‘Parallel state’ incites violence in Turkey’s southeast, chief police officer says
ŞANLIURFA – Doğan News Agency
DHA photo
A chief police officer has said that a purported terrorist organization, which President Recep Tayyip Erdoğan and the Justice and Development Party (AKP) government have long called “Pro-Fetullah Terror Organization,” commits violent acts in Turkey’s east and southeast, with its members working as insiders in the police and other state organizations.“Several parties, which benefit from bloodshed but endorse a rhetoric of peace and solidarity, have betrayed our country hand-in-hand with a [terrorist] organization, with its members managing to work at state organizations as insiders,” the Şanlıurfa Police Department Head Eyüp Pınarbaşı said on July 23 during the funeral ceremony of the two police officers who were shot dead in an apartment in the border town of Ceylanpınar on July 22.
Pınarbaşı, by his most recent remarks at the funeral ceremony held in the southeastern province of Şanlıurfa, implied cooperation between the Peoples’ Democratic Party (HDP) and the purported Pro-Fetullah Terror Organization.

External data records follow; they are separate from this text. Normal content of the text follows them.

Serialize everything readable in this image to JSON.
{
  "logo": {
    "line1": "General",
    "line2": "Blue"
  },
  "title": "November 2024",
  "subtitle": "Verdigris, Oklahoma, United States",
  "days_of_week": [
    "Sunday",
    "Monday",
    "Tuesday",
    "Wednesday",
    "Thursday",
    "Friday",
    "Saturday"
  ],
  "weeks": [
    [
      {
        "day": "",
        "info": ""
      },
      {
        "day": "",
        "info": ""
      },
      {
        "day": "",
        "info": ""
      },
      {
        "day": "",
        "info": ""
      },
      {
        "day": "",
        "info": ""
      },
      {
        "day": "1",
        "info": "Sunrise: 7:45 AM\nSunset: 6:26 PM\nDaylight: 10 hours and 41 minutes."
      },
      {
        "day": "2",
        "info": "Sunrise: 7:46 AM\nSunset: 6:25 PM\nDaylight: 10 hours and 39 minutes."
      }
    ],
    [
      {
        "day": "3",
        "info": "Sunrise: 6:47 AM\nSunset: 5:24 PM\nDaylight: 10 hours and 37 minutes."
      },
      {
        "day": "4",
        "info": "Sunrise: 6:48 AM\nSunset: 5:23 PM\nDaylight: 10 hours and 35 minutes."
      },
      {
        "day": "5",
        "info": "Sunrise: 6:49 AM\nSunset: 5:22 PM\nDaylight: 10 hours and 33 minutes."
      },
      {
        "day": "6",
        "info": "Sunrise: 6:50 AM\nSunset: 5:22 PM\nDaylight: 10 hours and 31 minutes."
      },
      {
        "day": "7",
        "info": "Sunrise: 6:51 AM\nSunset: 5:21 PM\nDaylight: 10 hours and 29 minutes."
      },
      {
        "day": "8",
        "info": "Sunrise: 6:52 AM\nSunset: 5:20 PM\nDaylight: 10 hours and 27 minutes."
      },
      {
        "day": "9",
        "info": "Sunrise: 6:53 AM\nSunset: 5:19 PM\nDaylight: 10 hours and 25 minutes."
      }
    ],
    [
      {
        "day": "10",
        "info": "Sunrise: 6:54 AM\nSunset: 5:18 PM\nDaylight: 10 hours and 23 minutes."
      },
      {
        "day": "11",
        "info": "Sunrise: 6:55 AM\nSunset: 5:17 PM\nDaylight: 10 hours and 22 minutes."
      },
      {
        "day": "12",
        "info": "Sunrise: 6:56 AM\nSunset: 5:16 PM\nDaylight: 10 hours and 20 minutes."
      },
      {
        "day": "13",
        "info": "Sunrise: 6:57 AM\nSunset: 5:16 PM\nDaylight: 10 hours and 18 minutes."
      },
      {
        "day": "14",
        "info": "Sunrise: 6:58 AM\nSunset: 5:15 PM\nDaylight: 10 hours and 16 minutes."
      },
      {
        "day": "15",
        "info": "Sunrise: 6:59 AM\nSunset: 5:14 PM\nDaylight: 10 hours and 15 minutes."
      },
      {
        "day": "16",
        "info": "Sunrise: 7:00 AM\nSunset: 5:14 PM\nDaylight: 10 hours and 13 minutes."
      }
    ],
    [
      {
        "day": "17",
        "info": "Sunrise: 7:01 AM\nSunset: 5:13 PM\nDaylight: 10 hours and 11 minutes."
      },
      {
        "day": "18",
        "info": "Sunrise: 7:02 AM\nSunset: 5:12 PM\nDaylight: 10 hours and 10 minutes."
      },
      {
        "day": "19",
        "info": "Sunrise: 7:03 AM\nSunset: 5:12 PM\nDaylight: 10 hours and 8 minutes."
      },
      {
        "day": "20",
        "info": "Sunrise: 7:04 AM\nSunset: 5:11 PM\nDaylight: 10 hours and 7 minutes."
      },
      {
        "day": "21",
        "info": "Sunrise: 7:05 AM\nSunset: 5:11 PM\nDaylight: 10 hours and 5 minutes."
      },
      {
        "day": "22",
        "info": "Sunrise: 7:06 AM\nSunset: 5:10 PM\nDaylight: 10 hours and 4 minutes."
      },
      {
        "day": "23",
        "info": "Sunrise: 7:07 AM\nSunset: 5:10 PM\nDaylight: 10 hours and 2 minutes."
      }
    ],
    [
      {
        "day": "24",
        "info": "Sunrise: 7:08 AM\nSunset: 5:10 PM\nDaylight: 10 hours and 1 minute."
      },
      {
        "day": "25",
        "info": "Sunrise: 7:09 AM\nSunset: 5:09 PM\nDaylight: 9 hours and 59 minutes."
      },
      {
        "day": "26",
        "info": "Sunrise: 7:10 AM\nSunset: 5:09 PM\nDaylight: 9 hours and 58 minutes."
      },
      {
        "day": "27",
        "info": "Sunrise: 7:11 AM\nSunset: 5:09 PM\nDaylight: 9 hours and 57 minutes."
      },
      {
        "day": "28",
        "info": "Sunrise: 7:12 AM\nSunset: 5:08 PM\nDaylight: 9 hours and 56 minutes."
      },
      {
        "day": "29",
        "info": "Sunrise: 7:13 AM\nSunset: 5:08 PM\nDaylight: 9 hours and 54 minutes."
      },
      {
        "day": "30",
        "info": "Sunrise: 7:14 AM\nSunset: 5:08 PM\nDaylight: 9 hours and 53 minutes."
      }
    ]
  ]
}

Okan Acar and Feyyaz Yumuşak, two police officers deployed in the border town of Ceylanpınar, were shot dead on July 22 while the two were in a shared apartment.
The military wing of the outlawed Kurdistan Workers’ Party (PKK) claimed responsibility for the killings on July 22, as a reprisal for a suicide bombing blamed on ISIL jihadists that killed 32 and injured more than 100 others.
“A punitive action was carried out... in revenge for the massacre in Suruç,” the People’s Protection Units (YPG) said in a statement on its website, accusing the officers of cooperating with jihadists.
Two police officers in the southeastern province of Şanlıurfa’s Ceylanpınar district near Syria were found dead with gunshot wounds to the head in their shared home, according to the provincial governor.
Before the PKK statement, Gov. İzzettin Küçük said the police officers, who were working as riot police, were found dead. Küçük said they were not aware of any terrorist involvement in the incident, adding that an investigation had been opened into the unidentified men’s deaths.
Ceylanpınar has been severely affected by fighting between rival factions across the border in Syria. The incident came two days after the previously mentioned Islamic State of Iraq and the Levant (ISIL) suicide bombing in Şanlıurfa’s Suruç district.